The last part of the long run

“Paul, here she is.” The grandmother who didn’t live long enough to meet this fine son of mine. So beautiful with prematurely white hair swept up in a pompadour forming a halo around her head, an orchid pinned to a pale gold organza gown. I remembered so well the day she bought it.

He hurried to my side, squeezed my hand, and touched my throat to speak to no avail.

I whispered, “I want three red roses for her headstone. Paul hugged me and patted my back. Three for Pop; one from me, one from you and one from Amy. The two of my children who never knew my mother only through stories and snapshots.

Paul’s new friend Rueben directed us to Walmart around the corner; we had half an hour before the appointed hour of the graveside service, the day after Mother’s Day. A kind saleswoman said there weren’t any flowers left and as we walked away dejected, she called us back. “Look in the shopping cart over there where there should be some leftovers. We thanked her, selected six roses and left.

Once more , we waited next to the fence silent in the rented car, the wilted roses, three red-three pink, between us. A shiny black hearse pulled up; Paul got out of the car and around to open my door, and steered me up and out.

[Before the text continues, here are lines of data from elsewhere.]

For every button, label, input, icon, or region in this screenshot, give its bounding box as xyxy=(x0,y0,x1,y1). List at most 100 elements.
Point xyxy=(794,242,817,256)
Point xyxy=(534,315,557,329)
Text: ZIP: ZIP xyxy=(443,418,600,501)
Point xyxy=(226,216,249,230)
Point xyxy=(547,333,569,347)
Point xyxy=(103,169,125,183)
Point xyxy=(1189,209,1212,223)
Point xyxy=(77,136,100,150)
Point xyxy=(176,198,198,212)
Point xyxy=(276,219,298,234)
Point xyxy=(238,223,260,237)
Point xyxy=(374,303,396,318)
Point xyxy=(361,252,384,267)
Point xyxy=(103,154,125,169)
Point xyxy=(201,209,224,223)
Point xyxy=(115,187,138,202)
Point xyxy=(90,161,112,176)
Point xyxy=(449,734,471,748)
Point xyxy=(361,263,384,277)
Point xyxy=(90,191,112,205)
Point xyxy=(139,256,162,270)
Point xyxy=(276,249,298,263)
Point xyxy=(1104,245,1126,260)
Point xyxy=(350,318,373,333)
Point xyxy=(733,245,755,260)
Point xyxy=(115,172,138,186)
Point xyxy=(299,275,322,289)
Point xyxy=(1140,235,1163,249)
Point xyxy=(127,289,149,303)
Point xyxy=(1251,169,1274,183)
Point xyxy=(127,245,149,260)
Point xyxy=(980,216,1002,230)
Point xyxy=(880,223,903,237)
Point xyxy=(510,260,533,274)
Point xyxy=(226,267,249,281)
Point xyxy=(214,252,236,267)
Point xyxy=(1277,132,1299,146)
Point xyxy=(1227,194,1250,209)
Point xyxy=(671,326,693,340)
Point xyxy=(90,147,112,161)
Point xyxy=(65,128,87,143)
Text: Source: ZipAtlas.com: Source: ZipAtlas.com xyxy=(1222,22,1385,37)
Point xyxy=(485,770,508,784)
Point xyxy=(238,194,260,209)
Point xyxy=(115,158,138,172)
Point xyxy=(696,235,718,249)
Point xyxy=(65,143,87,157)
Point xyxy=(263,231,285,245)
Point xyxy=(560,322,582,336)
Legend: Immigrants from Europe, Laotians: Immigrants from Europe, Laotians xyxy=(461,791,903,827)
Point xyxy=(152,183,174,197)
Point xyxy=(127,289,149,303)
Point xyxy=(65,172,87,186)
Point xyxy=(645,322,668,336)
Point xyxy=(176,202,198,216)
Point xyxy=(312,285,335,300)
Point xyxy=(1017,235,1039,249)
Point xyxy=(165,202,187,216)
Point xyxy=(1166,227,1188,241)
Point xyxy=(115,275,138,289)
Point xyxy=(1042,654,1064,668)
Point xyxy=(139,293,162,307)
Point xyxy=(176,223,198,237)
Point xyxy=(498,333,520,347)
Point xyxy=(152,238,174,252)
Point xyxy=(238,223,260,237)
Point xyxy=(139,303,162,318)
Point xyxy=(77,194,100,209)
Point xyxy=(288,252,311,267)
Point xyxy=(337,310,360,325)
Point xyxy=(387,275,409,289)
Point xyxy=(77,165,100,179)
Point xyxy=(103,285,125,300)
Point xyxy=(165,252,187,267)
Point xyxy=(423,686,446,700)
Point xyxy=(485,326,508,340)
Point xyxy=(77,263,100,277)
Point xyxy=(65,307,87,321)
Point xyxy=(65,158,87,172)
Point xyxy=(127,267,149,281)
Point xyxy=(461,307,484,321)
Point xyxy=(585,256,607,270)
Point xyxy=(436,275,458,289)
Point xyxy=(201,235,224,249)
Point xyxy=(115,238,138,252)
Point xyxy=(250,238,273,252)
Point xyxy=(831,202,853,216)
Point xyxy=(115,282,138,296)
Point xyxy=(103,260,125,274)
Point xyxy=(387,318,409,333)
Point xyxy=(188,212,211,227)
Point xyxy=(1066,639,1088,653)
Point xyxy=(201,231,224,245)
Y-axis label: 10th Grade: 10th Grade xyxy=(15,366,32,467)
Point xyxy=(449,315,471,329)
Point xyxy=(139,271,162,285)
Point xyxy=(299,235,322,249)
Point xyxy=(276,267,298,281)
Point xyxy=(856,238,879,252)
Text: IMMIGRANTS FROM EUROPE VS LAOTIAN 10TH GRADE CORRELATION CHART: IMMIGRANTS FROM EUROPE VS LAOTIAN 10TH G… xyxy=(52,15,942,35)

I was dressed in a black pants suit, my son wore his only dark suit and we stood there with our six flowers at a cemetery in Chicago on a cold spring morning.  The back of the hearse opened; a somber man dressed in black, pulled along a polished wooden box balanced on rollers onto the tailgate. Paul edged me forward; the limousine transporting the family hadn’t arrived yet. On this brisk windy morning, we were there to greet my father who lived to be ninety four and I murmured to Paul, “No matter how old, you never want to let them go.”

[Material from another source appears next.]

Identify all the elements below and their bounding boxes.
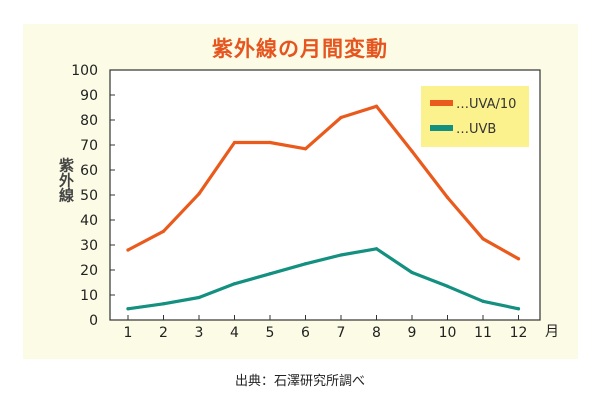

The driver moved aside and we approached, my son and I. I reached out to touch the coffin. My hand flattened on the box and in a quavery voice, I sang the song Pop and I had sung together for ten years, mostly by long distance. I would sing one line, he the next; a silly song about a goat he taught me when I was a child. We never had a real conversation but we had our song. It never failed to make us laugh, and in the long run, that’s more than good enough.